When asked what discrimination she’s witnessed in realty, Boomhower gave the example of clients selling a home who request that the home not be sold to a particular type of buyer, whether it be a Black person, a gay couple, or another member of a group that’s considered “other.”
“They might say, ‘I don’t want such-and-such to move in here. I have to protect my neighbor,’” Boomhower said. “‘From what?’ I ask.”
Racism is not peculiar to the Hilltowns; like sexism, it’s everywhere. But we can work, as a society, to combat it. Laws can change and institutions can change if enough people work for that change.
We wrote in this space two weeks ago about the Guilderland school system being eager to pursue changes in curriculum, policy, and staff hiring and training. At the school board’s meeting last Tuesday, board members talked enthusiastically about forming an ongoing social-justice task force or committee.
And we were heartened by the stance the Berne-Knox-Westerlo superintendent, Timothy Mundell, took in an email he sent to faculty after George Floyd’s death: “As educators,” he wrote, “let’s be a voice for the change we seek in the world. Let’s also care for one another with our words, kindness, absence of judgement, and effort to understand.”

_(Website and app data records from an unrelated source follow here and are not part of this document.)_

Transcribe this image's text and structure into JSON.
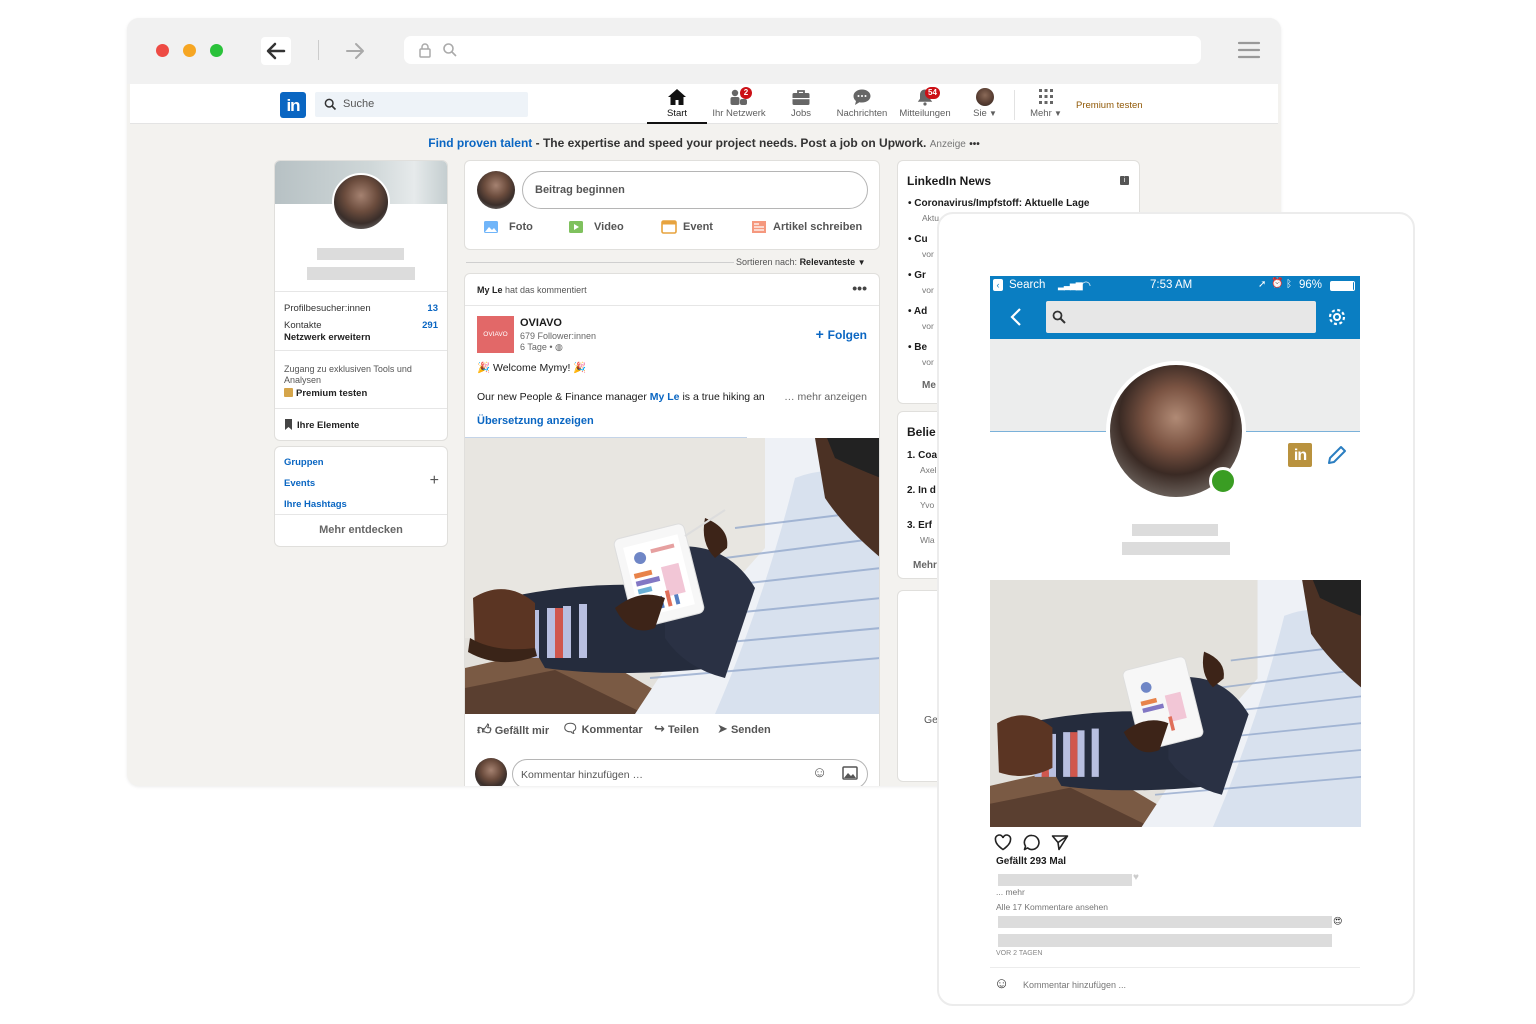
{
  "colors": {
    "brand": "#0a66c2",
    "premium": "#915907",
    "badge": "#cc1016",
    "ios_blue": "#0a7ec2",
    "online": "#3a9d23"
  },
  "nav": {
    "logo": "in",
    "search_placeholder": "Suche",
    "items": [
      {
        "label": "Start",
        "icon": "home-icon"
      },
      {
        "label": "Ihr Netzwerk",
        "icon": "network-icon",
        "badge": "2"
      },
      {
        "label": "Jobs",
        "icon": "briefcase-icon"
      },
      {
        "label": "Nachrichten",
        "icon": "chat-icon"
      },
      {
        "label": "Mitteilungen",
        "icon": "bell-icon",
        "badge": "54"
      },
      {
        "label": "Sie",
        "icon": "avatar-icon"
      },
      {
        "label": "Mehr",
        "icon": "grid-icon"
      }
    ],
    "premium": "Premium testen"
  },
  "ad": {
    "link": "Find proven talent",
    "sep": " - ",
    "text": "The expertise and speed your project needs. Post a job on Upwork.",
    "label": "Anzeige",
    "more": "•••"
  },
  "profile": {
    "visitors_label": "Profilbesucher:innen",
    "visitors": "13",
    "contacts_label": "Kontakte",
    "contacts": "291",
    "expand": "Netzwerk erweitern",
    "premium_text": "Zugang zu exklusiven Tools und Analysen",
    "premium_cta": "Premium testen",
    "items": "Ihre Elemente"
  },
  "left_links": {
    "groups": "Gruppen",
    "events": "Events",
    "hashtags": "Ihre Hashtags",
    "discover": "Mehr entdecken"
  },
  "composer": {
    "placeholder": "Beitrag beginnen",
    "photo": "Foto",
    "video": "Video",
    "event": "Event",
    "article": "Artikel schreiben"
  },
  "sort": {
    "label": "Sortieren nach:",
    "value": "Relevanteste"
  },
  "post": {
    "actor": "My Le",
    "actor_action": "hat das kommentiert",
    "company": "OVIAVO",
    "logo_text": "OVIAVO",
    "followers": "679 Follower:innen",
    "age": "6 Tage •",
    "follow": "Folgen",
    "welcome": "🎉 Welcome Mymy! 🎉",
    "body_pre": "Our new People & Finance manager ",
    "body_link": "My Le",
    "body_post": " is a true hiking an",
    "more": "… mehr anzeigen",
    "translate": "Übersetzung anzeigen",
    "like": "Gefällt mir",
    "comment": "Kommentar",
    "share": "Teilen",
    "send": "Senden",
    "comment_placeholder": "Kommentar hinzufügen …"
  },
  "news": {
    "title": "LinkedIn News",
    "items": [
      {
        "title": "Coronavirus/Impfstoff: Aktuelle Lage",
        "sub": "Aktu"
      },
      {
        "title": "Cu",
        "sub": "vor"
      },
      {
        "title": "Gr",
        "sub": "vor"
      },
      {
        "title": "Ad",
        "sub": "vor"
      },
      {
        "title": "Be",
        "sub": "vor"
      }
    ],
    "more": "Me"
  },
  "courses": {
    "title": "Belie",
    "items": [
      {
        "title": "1. Coa",
        "sub": "Axel"
      },
      {
        "title": "2. In d",
        "sub": "Yvo"
      },
      {
        "title": "3. Erf",
        "sub": "Wla"
      }
    ],
    "more": "Mehr"
  },
  "third_card": {
    "text": "Ge"
  },
  "phone": {
    "status_left": "Search",
    "time": "7:53 AM",
    "battery": "96%",
    "likes": "Gefällt 293 Mal",
    "more": "... mehr",
    "view_comments": "Alle 17 Kommentare ansehen",
    "age": "VOR 2 TAGEN",
    "comment_placeholder": "Kommentar hinzufügen ..."
  }
}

We remember, decades ago, when a teacher heard a racial slur used on the school playground, the wonderful response BKW had. A program was set up between teachers at BKW and teachers at Giffen Memorial Elementary School in Albany so that white children and black children could learn about each other and discover their common humanity.
As we wrote here two weeks ago, much of racism begins at home, so schools need to be a place where young minds can learn larger truths, rather than having narrow racist views amplified.
Systemic change, though, takes a community-wide effort. We were pleased that Danielle Walsh, the Guilderland Chamber of Commerce’s executive director, had read on our pages the words spoken by Guilderland Superintendent Marie Wiles, welcoming everybody to be courageous and dive in, and Walsh is ready to do just that.
And the Guilderland Public Library is offering two antiracist books to residents for free with the idea that, after one of the books is read, it is to be passed along to someone else who, in turn, will pass it along again, ad infinitum.
Our recent story on Sarah Gordon’s initiative, and no doubt this editorial, too, will bring more subscription cancellations. But The Enterprise will not shy away from covering issues important to our community. Nor will we stop continuing to express our opinion on this page, defining problems and charting what we believe to be the best course forward.
If you disagree, don’t call the editor a “bitch” or a “cunt.” Write a letter; extend civil discourse.
And so we close by reaffirming our belief that racism is wrong and each of us should do whatever is in our power to combat it. We stand with Sarah Gordon.